Why, never heard of heather honey?
Look it up - up to 25%.


Various non-floral honeys can also be high in water.
Up to 23% or so.
Look it up.

PS: I don't argue that the sources are out utmost importance in the end result of honey making; 
I just suggest that maybe the bees themselves are part of it too - this part is somehow written off as if non-essential (but I am unconvinced).


----------



## GregB (Dec 26, 2017)

Heck, and for the fun of it....
Here is a PDF copy of manual on the* honey authenticity analysis *for colleges (in Russian).
Pay attention to the highlighted ranges of water contents in 1)floral honeys, 2)non-floral honeys, 3)sugar honeys.
This is a compilation from various scientific sources (Table 2, page 28).
Should suffice for the "up to 25%" water content (published sources).
Unsure when I get to re-test that for myself.  
Low priority, people already have done the work.















https://nubip.edu.ua/sites/default/files/u104/%D0%95%D0%BA%D1%81%D0%BF%D0%B5%D1%80%D1%82%D0%B8%D0%B7%D0%B0%20%D0%BC%D0%B5%D0%B4%D1%83.pdf


----------



## crofter (May 5, 2011)

Here is an interesting web site.
It talks about what is generally good practice and also mentions a fair bit about outliers in moisture content. Despite having moisture content much higher than most standards suggest, they may or may not ferment.
My guess is that is influenced by the particular yeasts contained. Binnie mentions certain geographic areas susceptible to fermentation at levels others honey would not.


__
https://www.reddit.com/r/Beekeeping/comments/4rdul2


----------



## GregB (Dec 26, 2017)

crofter said:


> Here is an interesting web site.
> It talks about what is generally good practice and also mentions a fair bit about outliers in moisture content. Despite having moisture content much higher than most standards suggest, they may or may not ferment.
> My guess is that is influenced by the particular yeasts contained. Binnie mentions certain geographic areas susceptible to fermentation at levels others honey would not.
> 
> ...


Certainly I can understand this:


> *Binnie *dries down honey to well below 18% if I remember his words correctly,* before he will put his name on it as a packer of thousands of tons.*


But being a small hobbyist I don't give a hoot.
I want to have the real deal honey for what it really is.
Otherwise, Walmart has all the honey at 18% water content guarantied.
Maybe some of that Walmart honey is even sourced from B. Binnie.


----------



## crofter (May 5, 2011)

GregV said:


> Certainly I can understand this:
> 
> 
> But being a small hobbyist I don't give a hoot.
> ...


The big boys can take advantage of the low moisture and high moisture honey combined and pasteurized so as not to ferment and it is all good.
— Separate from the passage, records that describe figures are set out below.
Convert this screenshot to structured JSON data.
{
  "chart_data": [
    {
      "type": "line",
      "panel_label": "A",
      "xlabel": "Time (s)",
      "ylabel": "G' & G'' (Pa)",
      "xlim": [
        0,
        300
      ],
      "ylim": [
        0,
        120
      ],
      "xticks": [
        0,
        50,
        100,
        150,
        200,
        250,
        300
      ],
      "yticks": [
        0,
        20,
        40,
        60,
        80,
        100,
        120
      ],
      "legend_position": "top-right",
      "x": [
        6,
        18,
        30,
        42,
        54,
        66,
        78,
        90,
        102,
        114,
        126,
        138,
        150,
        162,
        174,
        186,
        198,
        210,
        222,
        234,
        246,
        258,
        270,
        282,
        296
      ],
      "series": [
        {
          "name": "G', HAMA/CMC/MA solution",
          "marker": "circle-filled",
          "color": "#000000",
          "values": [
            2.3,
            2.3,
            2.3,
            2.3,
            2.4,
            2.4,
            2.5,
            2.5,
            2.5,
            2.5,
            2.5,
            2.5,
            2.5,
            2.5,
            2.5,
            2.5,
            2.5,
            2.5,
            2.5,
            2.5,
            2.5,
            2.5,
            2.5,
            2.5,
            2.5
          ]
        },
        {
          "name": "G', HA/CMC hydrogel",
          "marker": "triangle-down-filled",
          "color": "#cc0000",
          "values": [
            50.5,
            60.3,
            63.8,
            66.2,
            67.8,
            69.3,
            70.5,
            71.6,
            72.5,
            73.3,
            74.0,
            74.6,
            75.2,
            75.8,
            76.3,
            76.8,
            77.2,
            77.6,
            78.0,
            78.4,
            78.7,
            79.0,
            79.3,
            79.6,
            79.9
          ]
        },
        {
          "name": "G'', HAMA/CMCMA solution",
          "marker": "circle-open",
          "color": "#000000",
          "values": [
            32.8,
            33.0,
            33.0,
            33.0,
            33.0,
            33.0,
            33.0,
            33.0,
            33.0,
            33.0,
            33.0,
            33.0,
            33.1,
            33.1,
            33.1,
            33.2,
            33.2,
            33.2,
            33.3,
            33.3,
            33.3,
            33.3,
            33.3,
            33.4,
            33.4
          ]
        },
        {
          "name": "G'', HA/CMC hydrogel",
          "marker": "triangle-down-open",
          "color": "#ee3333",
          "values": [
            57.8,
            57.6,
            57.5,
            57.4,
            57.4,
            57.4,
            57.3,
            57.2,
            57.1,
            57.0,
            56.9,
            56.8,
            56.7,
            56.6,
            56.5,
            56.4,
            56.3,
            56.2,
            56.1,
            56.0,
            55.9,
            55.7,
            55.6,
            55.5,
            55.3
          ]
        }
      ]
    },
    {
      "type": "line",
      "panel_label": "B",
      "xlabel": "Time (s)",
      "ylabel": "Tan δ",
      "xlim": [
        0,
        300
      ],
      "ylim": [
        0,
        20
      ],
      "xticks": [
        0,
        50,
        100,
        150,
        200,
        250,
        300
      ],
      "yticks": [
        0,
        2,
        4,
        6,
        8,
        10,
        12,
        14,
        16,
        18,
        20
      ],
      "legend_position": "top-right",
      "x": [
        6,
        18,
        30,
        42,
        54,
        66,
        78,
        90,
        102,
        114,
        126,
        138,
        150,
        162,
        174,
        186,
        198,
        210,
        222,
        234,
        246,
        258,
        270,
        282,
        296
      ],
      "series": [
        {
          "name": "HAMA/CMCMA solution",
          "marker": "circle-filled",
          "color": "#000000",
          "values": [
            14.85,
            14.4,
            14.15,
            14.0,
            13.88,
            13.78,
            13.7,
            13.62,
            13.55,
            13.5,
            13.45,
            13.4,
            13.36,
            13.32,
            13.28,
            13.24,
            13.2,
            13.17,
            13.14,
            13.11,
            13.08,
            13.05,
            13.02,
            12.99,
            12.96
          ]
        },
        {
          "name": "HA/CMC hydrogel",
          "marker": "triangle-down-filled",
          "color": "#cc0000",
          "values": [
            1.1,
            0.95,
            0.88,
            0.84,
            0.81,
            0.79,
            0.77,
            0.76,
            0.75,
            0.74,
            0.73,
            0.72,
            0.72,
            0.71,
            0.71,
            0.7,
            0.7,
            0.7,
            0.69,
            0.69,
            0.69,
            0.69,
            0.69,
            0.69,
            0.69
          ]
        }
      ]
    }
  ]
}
Not suggesting they would risk doing it but they could even water down the 17% stuff and it would meet the criteria. Tho Binnie is a big boy I am sure that HE values his rep. much too high to risk it with any such shenanigans!


----------



## GregB (Dec 26, 2017)

crofter said:


> The big boys can take advantage of the low moisture and high moisture honey combined and pasteurized so as not to ferment and it is all good. Not suggesting they would risk doing it but they could even water down the 17% stuff and it would meet the criteria. Tho Binnie is a big boy I am sure that HE values his rep. much too high to risk it with any such shenanigans!


Certainly; it is his business.

But you and I pulled up enough data already that solidly show that capped honey water content can be all over the place (up to 25%).
This is normal and expected and no shenanigans are involved.

And the bees don't give a hoot of USDA expectations (though some people seem to think so, hehehe.. ).


----------



## gator75 (Apr 21, 2021)

First year Florida backyard beekeeper here. I pulled maybe 15 frames of honey at various times this year. The tallow was an average thickness. The rest was much more runny. Not quite like syrup, but runnier than any other honey I'd purchased. No feeding was done, no heating, just uncap (it was all 100% capped) extract and bottle. At first I was apologetic for the consistency when I gave it away to friends, but not for long as everyone raves about it and asks for more.

Mine is consumed quickly and I have no intention on giving it back to the hives.


----------



## GregB (Dec 26, 2017)

Raw, unfiltered, unpasteurized and of random wetness and flavor - that what makes self-produced honey worth it.

Otherwise, why even bother with bees - boring, predictable, safe, and cheap - Walmart-grade honey is always available.


----------